Si quelqu’un propose : Abattons-la puis nous l’examinerons afin de déterminer si sa trachée a été sectionnée ou si son œsophage a été perforé, cela est difficile, car peut-être que l’abatteur abattra le canard précisément à l’endroit de la perforation et il sera impossible de déterminer si l’œsophage a été perforé avant l’abattage. Si quelqu’un propose : Ouvrons la peau et examinons les simanimpuis nous l’abattrons, cela est difficile, car Rabba n’a-t-il pas dit : L’œsophage n’a pas de possibilité d’examen de l’extérieur, puisque son côté extérieur est rouge, et une petite perforation serait indiscernable, mais seulement de l’intérieur, puisque son côté intérieur est blanc, et le sang à l’endroit de la perforation serait discernable ?
אֲמַר לֵיהּ רַב יוֹסֵף בְּרֵיהּ: נִבְדְּקֵיהּ לְקָנֶה, וְנִשְׁחֲטֵיהּ לְקָנֶה וְלַכְשְׁרֵיהּ, וַהֲדַר לֵפְכֵוהּ לְוֶשֶׁט וְלִבְדְּקֵיהּ. אָמַר רָבָא: חַכִּים יוֹסֵף בְּרִי בִּטְרֵפוֹת כְּרַבִּי יוֹחָנָן. אַלְמָא אֶחָד דְּקָאָמַר – אוֹ הַאי אוֹ הַאי.
Rav Yosef, fils de Rava, lui dit : Examinons la trachée, car il est possible de discerner de l’extérieur si la majorité de la trachée a été sectionnée, puis coupons la trachée du canard et ainsi rendons-le permis, puisqu’il suffit, pour un oiseau, de couper l’un des deux simanim. Ensuite, retournons l’œsophage et examinons sa face interne afin de déterminer s’il a été perforé et si le canard est une tereifa. Rava dit : Mon fils Yosef est aussi versé dans les halakhot des tereifot que Rabbi Yoḥanan. Apparemment, un siman, qui est enseigné dans la michna comme suffisant pour l’abattage d’un oiseau, signifie soit ce siman, l’œsophage, soit cet autre siman, la trachée.

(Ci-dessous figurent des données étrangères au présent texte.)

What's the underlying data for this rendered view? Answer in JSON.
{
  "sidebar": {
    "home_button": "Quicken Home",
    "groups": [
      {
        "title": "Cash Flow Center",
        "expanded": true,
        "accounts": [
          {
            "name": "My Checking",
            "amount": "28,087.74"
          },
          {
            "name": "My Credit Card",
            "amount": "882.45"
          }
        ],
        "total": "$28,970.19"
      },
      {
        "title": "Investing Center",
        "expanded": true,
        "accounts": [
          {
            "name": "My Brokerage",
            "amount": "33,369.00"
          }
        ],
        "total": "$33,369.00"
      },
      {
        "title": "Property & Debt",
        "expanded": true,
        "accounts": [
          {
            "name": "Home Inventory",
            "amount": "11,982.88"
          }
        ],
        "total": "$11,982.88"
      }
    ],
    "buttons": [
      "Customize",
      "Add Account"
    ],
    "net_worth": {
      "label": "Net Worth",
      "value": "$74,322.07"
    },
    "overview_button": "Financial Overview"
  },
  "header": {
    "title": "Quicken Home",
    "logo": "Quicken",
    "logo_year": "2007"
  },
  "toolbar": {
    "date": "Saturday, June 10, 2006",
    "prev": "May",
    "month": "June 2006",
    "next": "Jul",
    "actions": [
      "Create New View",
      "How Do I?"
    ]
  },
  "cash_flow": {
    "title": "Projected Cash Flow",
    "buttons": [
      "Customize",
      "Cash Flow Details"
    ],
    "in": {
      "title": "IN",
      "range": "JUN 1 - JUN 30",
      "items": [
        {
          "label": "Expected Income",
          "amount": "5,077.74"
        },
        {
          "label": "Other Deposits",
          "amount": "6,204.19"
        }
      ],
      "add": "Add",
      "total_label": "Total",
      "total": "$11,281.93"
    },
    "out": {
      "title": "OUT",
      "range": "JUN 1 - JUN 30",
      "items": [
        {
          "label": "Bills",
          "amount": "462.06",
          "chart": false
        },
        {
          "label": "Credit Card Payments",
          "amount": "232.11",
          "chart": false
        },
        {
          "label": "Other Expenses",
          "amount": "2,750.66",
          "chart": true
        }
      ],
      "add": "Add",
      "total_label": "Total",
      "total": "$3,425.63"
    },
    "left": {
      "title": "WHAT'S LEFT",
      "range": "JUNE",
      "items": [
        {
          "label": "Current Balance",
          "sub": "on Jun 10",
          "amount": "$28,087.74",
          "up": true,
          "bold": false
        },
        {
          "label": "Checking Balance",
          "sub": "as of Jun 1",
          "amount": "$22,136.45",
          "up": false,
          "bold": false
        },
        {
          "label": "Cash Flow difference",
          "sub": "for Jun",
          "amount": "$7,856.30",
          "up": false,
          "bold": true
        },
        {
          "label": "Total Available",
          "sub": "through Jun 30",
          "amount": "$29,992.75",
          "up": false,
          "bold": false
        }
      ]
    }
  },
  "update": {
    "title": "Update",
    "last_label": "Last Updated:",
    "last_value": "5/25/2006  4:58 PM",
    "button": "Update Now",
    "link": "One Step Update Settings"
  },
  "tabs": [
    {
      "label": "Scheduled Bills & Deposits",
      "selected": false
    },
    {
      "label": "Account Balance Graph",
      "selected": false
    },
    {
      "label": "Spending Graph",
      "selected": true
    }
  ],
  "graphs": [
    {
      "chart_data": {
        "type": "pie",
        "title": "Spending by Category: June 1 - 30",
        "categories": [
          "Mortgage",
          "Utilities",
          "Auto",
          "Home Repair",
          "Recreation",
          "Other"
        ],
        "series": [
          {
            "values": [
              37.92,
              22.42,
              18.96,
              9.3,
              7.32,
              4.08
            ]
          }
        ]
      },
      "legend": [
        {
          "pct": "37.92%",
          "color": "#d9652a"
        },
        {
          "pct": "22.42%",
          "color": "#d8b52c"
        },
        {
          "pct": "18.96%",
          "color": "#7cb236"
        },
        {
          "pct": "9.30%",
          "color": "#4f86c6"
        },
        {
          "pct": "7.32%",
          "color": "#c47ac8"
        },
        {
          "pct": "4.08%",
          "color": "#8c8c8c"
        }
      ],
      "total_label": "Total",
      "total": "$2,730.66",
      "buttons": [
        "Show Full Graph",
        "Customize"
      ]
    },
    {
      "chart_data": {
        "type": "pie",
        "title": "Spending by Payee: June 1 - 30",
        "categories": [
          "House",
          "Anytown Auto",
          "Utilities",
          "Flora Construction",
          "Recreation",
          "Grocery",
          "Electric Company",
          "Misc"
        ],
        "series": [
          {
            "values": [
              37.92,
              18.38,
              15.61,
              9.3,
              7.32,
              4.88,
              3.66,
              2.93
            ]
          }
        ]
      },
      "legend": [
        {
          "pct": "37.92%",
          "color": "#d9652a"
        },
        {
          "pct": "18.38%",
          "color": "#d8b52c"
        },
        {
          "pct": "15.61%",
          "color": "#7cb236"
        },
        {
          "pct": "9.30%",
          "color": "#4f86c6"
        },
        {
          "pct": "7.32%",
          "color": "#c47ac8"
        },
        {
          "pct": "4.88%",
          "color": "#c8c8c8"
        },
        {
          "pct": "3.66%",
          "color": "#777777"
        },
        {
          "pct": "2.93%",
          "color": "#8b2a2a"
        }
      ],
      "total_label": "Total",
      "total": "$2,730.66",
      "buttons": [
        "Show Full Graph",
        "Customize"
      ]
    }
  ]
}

רַבִּי יְהוּדָה אוֹמֵר: עַד שֶׁיִּשְׁחוֹט. אָמַר רַב חִסְדָּא: לֹא אָמַר רַבִּי יְהוּדָה אֶלָּא בְּעוֹף, הוֹאִיל וְצוֹלֵהוּ כּוּלּוֹ כְּאֶחָד, אֲבָל בְּהֵמָה, כֵּיוָן דִּמְנַתְּחַהּ אֵבֶר אֵבֶר – לָא צְרִיךְ.
§ La michna déclare : Rabbi Yehouda dit : l’abattage n’est pas valide tant qu’il n’a pas coupé les veines du cou. Rav Ḥisda a dit : Rav Yehouda a dit qu’il faut couper les veines seulement lors de l’abattage d’un oiseau, car on le rôtit généralement entier comme une seule unité ; il faut donc couper les veines pour s’assurer que le sang s’écoule. Mais, en ce qui concerne l’abattage d’un animal, puisqu’il est généralement découpé en membres, ce qui permet au sang de s’écouler plus facilement, il n’est pas nécessaire de couper les veines.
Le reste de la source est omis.